Grepping though a disk

Mon Mar 4 10:15:58 UTC 2013

On 3/3/2013 6:36 PM, Polytropon wrote:
> Due to a fsck file system repair I lost the content of a file
> I consider important, but it hasn't been backed up yet. The
> file name is still present, but no blocks are associated
> (file size is zero). I hope the data blocks (which are now
> probably marked "unused") are still intact, so I thought
> I'd search for them because I can remember specific text
> that should have been in that file.
>
> As I don't need any fancy stuff like a progress bar, I
> decided to write a simple command, and I quickly got
> something up and running which I _assume_ will do what
> I need.
>
> This is the command I've been running interactively in bash:
>
> 	$ N=0; while true; do echo "${N}"; dd if=/dev/ad6 of=/dev/stdout bs=10240 count=1 skip=${N} 2>/dev/null | grep "<PATTERN>"; if [ $? -eq 0 ]; then break; fi; N=`expr ${N} + 1`; done
>
> To make it look a bit better and illustrate the simple
> logic behind my idea:
>
> 	N=0
> 	while true; do
> 		echo "${N}"
> 		dd if=/dev/ad6 of=/dev/stdout bs=10240 count=1 skip=${N} \
> 			2>/dev/null | grep "<PATTERN>"
> 		if [ $? -eq 0 ]; then
> 			break
> 		fi
> 		N=`expr ${N} + 1`
> 	done
>
> Here <PATTERN> refers to the text.
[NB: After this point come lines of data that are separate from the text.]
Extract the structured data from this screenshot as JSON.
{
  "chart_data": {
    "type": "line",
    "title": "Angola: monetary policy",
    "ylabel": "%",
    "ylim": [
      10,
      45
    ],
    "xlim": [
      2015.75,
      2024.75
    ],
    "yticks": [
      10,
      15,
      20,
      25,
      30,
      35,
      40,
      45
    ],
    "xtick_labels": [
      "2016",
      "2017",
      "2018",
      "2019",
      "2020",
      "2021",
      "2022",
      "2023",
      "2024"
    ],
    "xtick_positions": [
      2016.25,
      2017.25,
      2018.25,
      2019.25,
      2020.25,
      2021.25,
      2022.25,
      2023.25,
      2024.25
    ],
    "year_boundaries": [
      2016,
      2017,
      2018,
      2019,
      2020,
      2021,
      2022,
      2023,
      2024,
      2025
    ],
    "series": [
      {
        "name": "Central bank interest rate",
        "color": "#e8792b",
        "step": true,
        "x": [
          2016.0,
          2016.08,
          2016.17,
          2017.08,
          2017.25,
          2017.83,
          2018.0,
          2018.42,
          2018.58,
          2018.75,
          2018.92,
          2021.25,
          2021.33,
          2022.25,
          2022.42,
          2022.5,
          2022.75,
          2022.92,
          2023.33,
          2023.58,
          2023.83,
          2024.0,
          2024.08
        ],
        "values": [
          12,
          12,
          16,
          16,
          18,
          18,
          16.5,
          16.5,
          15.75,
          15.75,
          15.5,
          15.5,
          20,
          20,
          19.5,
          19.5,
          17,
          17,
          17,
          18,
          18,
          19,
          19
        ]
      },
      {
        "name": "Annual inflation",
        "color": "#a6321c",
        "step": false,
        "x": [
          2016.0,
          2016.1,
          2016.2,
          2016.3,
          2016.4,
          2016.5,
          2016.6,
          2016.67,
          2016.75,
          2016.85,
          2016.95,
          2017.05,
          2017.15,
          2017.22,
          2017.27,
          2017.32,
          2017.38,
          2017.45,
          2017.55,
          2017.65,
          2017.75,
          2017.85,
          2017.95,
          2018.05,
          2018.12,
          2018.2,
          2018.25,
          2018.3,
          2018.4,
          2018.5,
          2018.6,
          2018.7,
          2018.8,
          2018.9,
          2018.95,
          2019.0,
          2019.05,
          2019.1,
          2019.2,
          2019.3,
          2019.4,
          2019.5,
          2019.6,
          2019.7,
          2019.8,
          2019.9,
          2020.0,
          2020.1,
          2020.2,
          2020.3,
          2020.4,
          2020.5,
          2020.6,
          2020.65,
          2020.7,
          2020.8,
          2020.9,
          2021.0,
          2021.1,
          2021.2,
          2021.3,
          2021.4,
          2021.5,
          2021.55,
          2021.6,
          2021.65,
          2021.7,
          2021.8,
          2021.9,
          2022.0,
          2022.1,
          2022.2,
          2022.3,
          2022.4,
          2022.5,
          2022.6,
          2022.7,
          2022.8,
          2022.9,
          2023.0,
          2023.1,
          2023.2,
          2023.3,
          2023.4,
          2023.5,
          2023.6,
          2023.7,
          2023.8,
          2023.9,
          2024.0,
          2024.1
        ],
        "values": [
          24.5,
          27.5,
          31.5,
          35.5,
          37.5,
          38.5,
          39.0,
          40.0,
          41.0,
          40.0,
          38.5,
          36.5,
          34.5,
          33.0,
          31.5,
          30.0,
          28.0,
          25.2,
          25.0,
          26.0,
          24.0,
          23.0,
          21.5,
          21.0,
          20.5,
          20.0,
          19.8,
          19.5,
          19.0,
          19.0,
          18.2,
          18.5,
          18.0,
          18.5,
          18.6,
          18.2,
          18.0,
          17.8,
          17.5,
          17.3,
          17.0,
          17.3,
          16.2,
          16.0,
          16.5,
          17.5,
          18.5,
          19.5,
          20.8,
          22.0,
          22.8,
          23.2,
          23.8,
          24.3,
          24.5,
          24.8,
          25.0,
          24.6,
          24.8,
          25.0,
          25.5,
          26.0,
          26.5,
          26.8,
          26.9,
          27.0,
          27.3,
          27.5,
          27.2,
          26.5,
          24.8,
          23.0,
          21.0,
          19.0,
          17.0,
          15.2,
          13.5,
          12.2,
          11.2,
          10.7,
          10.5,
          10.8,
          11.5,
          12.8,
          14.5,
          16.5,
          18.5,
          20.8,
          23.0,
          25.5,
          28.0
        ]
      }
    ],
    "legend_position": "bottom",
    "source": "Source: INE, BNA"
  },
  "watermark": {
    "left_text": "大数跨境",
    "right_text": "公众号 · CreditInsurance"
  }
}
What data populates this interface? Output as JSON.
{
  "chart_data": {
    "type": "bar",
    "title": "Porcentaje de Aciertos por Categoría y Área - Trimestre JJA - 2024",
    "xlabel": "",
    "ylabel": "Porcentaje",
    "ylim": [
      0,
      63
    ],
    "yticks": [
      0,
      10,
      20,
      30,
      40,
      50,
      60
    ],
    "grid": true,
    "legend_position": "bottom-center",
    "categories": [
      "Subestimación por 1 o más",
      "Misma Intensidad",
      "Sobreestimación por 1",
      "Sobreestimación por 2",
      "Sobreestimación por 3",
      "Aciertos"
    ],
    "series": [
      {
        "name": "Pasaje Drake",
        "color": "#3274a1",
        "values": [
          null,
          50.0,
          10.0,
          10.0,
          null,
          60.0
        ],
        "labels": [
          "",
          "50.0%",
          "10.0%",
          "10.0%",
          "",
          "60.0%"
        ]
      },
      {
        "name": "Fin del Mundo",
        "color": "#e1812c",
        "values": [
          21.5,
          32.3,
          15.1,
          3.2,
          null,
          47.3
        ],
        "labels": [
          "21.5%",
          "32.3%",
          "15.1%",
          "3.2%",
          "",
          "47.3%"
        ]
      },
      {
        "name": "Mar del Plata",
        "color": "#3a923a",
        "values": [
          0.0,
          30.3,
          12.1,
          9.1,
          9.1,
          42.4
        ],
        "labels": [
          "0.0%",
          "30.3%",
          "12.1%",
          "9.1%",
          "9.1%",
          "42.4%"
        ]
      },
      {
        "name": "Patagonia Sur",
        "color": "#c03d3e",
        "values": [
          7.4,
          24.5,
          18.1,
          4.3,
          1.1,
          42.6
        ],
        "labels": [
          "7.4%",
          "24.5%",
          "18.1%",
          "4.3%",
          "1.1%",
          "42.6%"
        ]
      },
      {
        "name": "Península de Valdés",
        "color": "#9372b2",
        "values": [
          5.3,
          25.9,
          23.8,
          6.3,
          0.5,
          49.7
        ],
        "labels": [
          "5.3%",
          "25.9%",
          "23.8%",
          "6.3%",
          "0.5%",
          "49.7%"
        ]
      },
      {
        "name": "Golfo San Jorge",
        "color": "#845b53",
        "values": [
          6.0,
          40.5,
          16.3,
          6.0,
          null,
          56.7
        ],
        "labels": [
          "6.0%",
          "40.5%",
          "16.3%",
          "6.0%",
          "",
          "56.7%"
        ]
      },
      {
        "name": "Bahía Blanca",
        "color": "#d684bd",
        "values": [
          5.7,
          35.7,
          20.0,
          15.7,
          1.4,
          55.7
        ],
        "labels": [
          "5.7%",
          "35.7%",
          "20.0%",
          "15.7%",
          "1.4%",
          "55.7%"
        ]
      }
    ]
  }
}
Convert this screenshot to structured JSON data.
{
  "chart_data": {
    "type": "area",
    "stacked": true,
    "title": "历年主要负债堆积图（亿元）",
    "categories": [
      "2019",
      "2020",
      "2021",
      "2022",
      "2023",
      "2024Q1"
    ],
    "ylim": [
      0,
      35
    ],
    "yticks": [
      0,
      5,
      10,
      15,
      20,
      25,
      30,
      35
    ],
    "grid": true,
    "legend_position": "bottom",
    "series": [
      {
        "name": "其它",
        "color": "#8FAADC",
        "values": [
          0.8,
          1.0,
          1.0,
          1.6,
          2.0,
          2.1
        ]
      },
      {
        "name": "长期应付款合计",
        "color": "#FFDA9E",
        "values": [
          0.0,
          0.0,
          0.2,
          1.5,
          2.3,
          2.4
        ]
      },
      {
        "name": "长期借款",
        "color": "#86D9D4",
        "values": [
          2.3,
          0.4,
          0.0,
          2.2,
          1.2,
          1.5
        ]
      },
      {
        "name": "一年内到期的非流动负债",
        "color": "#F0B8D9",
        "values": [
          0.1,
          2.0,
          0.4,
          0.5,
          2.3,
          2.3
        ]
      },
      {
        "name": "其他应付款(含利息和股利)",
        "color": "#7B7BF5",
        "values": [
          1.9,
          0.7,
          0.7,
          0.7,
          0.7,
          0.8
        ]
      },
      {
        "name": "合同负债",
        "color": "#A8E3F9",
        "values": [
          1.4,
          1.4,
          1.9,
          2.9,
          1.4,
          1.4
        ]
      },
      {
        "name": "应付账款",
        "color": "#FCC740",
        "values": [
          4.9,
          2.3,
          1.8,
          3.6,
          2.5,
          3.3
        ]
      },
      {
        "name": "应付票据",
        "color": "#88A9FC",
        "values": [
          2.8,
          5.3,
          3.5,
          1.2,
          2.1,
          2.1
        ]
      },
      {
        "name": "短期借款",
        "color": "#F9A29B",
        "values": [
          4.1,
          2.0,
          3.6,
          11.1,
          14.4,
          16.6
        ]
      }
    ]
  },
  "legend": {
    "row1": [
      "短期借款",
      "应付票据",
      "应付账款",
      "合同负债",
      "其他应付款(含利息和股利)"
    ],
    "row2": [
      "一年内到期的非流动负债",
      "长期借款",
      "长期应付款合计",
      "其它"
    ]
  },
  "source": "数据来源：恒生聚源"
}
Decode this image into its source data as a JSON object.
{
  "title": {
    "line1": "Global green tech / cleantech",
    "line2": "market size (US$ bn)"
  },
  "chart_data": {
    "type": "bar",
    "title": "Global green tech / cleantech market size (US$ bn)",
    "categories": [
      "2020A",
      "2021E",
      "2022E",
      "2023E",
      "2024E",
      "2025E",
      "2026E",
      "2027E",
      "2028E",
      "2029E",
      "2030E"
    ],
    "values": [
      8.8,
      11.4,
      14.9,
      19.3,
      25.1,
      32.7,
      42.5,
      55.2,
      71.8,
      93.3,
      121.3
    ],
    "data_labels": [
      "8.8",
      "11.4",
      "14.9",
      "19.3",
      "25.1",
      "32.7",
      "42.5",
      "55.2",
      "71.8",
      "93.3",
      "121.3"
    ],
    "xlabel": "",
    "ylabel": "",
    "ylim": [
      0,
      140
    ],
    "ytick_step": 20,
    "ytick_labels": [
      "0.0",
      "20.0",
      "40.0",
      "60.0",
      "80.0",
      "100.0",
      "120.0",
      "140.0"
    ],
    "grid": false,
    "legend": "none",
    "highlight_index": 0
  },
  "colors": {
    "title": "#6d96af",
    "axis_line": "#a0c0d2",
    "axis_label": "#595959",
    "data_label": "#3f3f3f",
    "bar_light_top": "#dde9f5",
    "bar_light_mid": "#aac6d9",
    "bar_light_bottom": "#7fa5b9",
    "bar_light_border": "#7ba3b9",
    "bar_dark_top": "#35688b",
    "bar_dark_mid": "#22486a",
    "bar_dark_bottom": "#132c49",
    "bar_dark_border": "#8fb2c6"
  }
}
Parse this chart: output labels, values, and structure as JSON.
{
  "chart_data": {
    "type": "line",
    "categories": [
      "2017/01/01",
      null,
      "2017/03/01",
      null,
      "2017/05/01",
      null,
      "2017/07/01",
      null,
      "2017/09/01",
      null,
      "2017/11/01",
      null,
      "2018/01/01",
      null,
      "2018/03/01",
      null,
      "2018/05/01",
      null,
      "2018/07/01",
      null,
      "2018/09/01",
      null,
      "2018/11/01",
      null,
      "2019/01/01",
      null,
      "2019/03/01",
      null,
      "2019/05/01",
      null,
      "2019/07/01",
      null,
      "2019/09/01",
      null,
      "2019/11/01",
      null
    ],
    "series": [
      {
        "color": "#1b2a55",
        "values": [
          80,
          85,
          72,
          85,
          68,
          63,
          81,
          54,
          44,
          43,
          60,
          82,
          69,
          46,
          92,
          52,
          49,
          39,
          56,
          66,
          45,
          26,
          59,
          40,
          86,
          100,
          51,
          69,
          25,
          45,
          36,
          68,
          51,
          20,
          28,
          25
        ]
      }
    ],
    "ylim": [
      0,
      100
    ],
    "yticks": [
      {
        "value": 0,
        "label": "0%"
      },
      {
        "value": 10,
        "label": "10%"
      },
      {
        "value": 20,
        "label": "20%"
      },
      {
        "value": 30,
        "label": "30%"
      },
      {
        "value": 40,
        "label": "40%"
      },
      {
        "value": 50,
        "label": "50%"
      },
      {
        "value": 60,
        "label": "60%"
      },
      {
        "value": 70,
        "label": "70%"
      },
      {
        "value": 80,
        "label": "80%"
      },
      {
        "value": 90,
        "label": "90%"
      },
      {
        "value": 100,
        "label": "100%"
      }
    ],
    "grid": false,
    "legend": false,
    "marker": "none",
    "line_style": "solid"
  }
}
It's only a small, but
> very distinctive portion. I'm searching in blocks of 10 kB
> so it's easier to continue in case something has been found.
> I plan to output the resulting "block" (it's not a real disk
> block, I know, it's simply a unit of 10 kB disk space) and
> maybe the previous and next one (in case the file, the _real_
> block containing the data, has been split across more than
> one of those units. I will then clean the "garbage" (maybe
> from other files) because I can easily determine the beginning
> and the end of the file.
>
> Needless to say, it's a _text_ file.
>
> I understand that grep operates on text files, but it will
> also happily return 0 if the text to search for will appear
> in a binary file, and possibly return the whole file as a
> search result (in case there are no newlines in it).
>
> My questions:
>
> 1. Is this the proper way of stupidly searching a disk?
>
> 2. Is the block size (bs= parameter to dd) good, or should
>     I use a different value for better performance?
>
> 3. Is there a program known that already implements the
>     functionality I need in terms of data recovery?
>
> Results so far:
>
> The disk in question is a 1 TB SATA disk. The command has
> been running for more than 12 hours now and returned one
> false-positive result, so basically it seems to work, but
> maybe I can do better? I can always continue search by
> adding 1 to ${N}, set it as start value, and re-run the
> command.
>
> Any suggestion is welcome!
>
>
>

I'd call bs= essential for speed.  Any copying will be faster with 
something higher.  Also, there's the possibility, very annoying, that 
your search string overlaps a place where you read.  I'd probably check 
1M blocks, but advance maybe 950k each time.  Make sure you're reading 
from block offsets for maximum speed.  I know disk editors exist, I 
remember using one on Mac OS 8.6 for find a lost file.  That was back on 
a 6 gig hard drive.

Depending on the file size, you could open the disk in vi and just 
search from there, or just run strings on the disk and pipe it to vi.